Trip
Trip

Reputation: 27114

When an object returns false for `.valid?` , is there a way to find out why?

When an object returns false for .valid? , is there a way to find out why?

CardSignup.new(params[:card_signup]).valid?
=> false

Sounds great Rails..but why?

Sort of related, but here's an example. I'm doing this :

@card_signup.update_attributes("email"=>"[email protected]")
=> false

But if I do this :

@card_signup.update_attribute("email", "[email protected]")
=> true

Why would that work when I update the single attribute as opposed to update_attributes?

Upvotes: 0

Views: 297

Answers (4)

Bharath
Bharath

Reputation: 1

use current_devise_model.errors or devise_model.find(id).errors current_devise_model -> example :user, :admin this is will return #<ActiveModel::Errors []> with this you can resolve this issue mostly because of duplicated values updated or required attributes not updated

Upvotes: 0

Jef
Jef

Reputation: 5474

You should check the @card_signup.errors collection.
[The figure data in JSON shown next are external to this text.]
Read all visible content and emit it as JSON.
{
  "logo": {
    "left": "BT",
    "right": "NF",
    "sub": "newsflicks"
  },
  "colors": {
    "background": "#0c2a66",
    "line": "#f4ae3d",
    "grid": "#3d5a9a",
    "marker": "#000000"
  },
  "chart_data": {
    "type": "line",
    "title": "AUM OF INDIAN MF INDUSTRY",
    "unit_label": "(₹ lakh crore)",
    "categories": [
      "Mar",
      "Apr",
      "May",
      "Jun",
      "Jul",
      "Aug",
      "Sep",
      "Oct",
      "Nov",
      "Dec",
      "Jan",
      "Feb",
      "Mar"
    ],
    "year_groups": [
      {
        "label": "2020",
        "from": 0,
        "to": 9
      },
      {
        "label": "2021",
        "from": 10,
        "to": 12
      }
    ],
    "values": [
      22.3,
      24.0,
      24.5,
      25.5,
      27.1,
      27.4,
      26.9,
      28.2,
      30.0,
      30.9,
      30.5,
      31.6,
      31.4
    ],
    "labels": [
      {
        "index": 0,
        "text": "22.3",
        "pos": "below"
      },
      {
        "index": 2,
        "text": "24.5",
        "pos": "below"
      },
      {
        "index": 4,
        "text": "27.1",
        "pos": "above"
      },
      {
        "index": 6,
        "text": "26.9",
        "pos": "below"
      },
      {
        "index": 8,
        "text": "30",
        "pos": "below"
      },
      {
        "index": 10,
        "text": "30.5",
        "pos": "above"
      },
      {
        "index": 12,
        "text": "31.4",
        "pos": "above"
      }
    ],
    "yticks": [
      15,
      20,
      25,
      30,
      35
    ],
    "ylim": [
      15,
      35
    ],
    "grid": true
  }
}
For your second question, the update_attribute method saves the record without validation procedure. On the opposite, update_attributes perform validations.

Upvotes: 5

Cyberfox
Cyberfox

Reputation: 1145

Single attribute updates don't go through the validation process.

If a constructed ActiveRecord object isn't valid, try accessing the errors method.

E.g.

c = CardSignup.new(params[:card_signup])
puts c.errors.to_a.inspect if !c.valid?

Upvotes: 1

tobiasbayer
tobiasbayer

Reputation: 10379

Yes, there's a method @card_signup.errors.